Das IM KERN GESUND-INSTITUT für Kern-Ethik engagiert sich seit vielen Jahren dafür, das Thema Umgang mit traumatischen Erfahrungen und Bewältigung von Trauma in alle Bereiche unserer Gesellschaft zu bringen. Weshalb dies notwendig ist, kann im Kern-Manifest nachgelesen werden.

 

Was ein Herzensanliegen ist: Es braucht nach einer traumatischen Erfahrung sofort Hilfe und Unterstützung, um sich regulieren zu lernen. Trauma-Therapieplätze für Psychotraumatologie sind rar, viele Menschen haben lange Wartezeiten für eine Behandlung oder einen Klinikplatz. Manchmal wird die traumatische Erfahrung fixiert und psychische / körperliche / soziale Probleme können daraus entstehen.

 

 

Deshalb braucht es wesentlich mehr Angebote für Gruppenarbeit, um möglichst vielen Menschen sofort körper- und bindungs-orientierte Unterstützung zu geben. Wir brauchen Regulation und Verbundenheit, um gesund zu bleiben oder zu werden. Traumatisierte Menschen können sich meist nicht selbstständig regulieren und fühlen sich wie gefangen in einem inneren Käfig. Oft entsteht ein nicht mehr in Fühlung gehen können, das nennen wir Depression. Oder die Menschen fallen in den Gegenpol und leiden unter einer starken Aggression, die oft gegen sich selbst gerichtet ist. Dies ist ein verzweifelter Versuch des Körpers und der Seele, sich wieder zu regulieren. Je schneller ein Trauma wieder aufgelöst wird, umso weniger werden körperliche oder seelische Probleme im Körpergedächtins abgespeichert.

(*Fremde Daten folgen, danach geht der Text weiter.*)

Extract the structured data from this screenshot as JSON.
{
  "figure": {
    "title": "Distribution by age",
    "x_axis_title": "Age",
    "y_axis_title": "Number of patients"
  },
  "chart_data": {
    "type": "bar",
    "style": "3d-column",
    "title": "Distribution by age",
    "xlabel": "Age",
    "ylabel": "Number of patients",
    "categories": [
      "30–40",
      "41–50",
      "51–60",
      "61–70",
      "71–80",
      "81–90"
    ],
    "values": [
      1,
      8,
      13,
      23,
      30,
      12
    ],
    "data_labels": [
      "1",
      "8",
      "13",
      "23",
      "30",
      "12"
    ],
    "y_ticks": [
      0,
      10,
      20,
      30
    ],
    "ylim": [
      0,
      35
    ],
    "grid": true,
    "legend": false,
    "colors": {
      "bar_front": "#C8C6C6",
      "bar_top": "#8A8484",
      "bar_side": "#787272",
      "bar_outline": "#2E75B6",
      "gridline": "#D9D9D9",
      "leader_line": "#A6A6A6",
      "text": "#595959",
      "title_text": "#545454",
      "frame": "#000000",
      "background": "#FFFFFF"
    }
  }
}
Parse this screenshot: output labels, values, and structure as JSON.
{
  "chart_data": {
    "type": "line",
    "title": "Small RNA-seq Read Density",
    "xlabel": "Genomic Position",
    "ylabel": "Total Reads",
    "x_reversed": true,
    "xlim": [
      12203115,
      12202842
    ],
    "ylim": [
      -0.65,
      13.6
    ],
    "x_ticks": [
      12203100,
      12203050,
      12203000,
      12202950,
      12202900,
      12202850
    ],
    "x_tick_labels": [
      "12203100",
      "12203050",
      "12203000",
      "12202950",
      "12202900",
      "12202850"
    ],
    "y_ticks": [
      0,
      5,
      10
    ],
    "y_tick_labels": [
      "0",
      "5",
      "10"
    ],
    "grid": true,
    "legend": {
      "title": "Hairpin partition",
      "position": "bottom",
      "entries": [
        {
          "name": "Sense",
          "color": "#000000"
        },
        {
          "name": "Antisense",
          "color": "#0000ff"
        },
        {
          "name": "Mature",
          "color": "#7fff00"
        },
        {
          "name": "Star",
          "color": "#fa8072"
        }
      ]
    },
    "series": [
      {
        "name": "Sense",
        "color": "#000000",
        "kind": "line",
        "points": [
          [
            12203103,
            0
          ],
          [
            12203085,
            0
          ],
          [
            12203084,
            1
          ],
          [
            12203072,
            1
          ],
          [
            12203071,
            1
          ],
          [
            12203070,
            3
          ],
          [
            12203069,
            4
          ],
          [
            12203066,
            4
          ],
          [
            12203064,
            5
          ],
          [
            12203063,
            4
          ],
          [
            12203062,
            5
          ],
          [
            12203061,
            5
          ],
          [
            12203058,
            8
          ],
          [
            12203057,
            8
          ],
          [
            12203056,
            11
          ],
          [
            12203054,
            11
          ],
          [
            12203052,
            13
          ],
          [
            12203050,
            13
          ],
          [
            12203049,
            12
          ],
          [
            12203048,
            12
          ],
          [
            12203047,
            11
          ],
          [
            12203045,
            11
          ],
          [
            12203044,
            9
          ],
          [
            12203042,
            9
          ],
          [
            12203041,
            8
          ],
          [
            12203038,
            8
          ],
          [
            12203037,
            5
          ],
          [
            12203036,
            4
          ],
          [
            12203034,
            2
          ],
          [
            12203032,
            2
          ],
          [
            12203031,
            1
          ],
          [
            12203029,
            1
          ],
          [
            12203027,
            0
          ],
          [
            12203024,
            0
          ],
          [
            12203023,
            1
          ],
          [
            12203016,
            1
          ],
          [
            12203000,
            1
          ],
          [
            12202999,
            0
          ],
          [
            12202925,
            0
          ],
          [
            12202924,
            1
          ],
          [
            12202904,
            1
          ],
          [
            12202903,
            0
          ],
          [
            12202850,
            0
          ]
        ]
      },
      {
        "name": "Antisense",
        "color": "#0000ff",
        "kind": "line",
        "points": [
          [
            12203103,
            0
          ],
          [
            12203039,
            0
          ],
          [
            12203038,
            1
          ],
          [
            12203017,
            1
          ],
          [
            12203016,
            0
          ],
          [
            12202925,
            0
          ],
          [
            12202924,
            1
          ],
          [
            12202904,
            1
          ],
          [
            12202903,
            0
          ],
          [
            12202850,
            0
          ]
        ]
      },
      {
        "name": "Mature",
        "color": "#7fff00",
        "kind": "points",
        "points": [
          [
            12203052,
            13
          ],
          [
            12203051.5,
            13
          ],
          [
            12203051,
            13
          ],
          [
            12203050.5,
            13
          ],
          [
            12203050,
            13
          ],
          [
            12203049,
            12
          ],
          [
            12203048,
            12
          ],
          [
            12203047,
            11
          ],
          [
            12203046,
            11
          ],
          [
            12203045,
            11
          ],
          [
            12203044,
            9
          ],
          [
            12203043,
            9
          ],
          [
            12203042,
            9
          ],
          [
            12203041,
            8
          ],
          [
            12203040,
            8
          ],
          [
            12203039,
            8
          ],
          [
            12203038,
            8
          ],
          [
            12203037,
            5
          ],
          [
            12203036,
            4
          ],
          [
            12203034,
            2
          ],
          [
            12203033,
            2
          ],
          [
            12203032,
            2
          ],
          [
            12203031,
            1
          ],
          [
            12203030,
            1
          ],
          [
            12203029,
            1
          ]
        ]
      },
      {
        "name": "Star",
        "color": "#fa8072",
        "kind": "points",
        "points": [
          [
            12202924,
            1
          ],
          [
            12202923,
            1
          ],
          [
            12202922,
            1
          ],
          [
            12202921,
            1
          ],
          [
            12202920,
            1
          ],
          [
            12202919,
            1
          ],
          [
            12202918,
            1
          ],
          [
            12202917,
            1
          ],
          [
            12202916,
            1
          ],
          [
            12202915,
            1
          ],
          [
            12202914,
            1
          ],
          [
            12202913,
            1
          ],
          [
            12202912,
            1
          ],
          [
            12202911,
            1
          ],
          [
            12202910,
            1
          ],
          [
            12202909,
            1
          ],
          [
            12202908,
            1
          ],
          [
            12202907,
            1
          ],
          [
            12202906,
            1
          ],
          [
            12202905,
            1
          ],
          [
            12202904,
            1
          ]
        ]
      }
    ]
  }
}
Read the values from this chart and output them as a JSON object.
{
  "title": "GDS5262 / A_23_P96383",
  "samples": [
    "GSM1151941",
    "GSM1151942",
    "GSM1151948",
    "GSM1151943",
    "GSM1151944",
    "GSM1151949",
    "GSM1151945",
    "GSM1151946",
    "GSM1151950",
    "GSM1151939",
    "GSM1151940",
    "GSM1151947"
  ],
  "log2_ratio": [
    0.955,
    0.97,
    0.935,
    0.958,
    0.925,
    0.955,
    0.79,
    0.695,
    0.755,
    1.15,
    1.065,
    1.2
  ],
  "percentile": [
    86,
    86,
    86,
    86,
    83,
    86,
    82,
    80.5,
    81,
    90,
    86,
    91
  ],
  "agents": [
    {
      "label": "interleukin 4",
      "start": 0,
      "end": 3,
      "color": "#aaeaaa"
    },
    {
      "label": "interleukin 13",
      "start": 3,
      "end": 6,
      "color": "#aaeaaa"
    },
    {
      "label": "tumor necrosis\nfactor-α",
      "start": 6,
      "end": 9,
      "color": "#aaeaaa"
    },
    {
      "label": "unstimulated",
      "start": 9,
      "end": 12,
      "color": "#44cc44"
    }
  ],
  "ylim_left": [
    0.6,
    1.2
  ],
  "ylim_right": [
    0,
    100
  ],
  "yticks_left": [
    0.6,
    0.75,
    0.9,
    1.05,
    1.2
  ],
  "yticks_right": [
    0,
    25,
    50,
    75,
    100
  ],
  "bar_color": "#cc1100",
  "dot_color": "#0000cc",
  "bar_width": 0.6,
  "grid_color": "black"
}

Das psychosoziale Feld ist wesentlicher als bisher angenommen worden ist.

Das IM KERN GESUND-Institut für angewandte Kern-Ethik bietet Fortbildungen für Fachleute, Therapeuten, Pädagogen etc. , um

Stabilisierungsgruppen aufzubauen. Genaue Informationen dazu gerne nach Anfrage.

 

Weshalb brauchen wir dringend mehr Gruppenarbeit?

Die weltweite Zunahme von Gewalt und Aggression ist nicht mehr zu leugnen. Die Ursachen dafür sind - vereinfacht ausgedrückt - unaufgelöste traumatische Erfahrungen. Durch Gewalterfahrungen  kommt es zu sog. Dissoziation, Abspaltung, Fragmentierung vom Kern-Selbst. dadurch sind die Menschen in einem Traumawirbel, der sich stetig wiederholt, bis es zu einer Trauma- transformation kommt. Dann können wir wieder in unseren Körper zurückkehren und entspannen. Mit dem "Angenehmen" in uns in Kontakt sein, macht uns menschlich-empathisch. Wir sind wieder verbunden mit unserer inneren Kern-Natur und diese ist friedlich.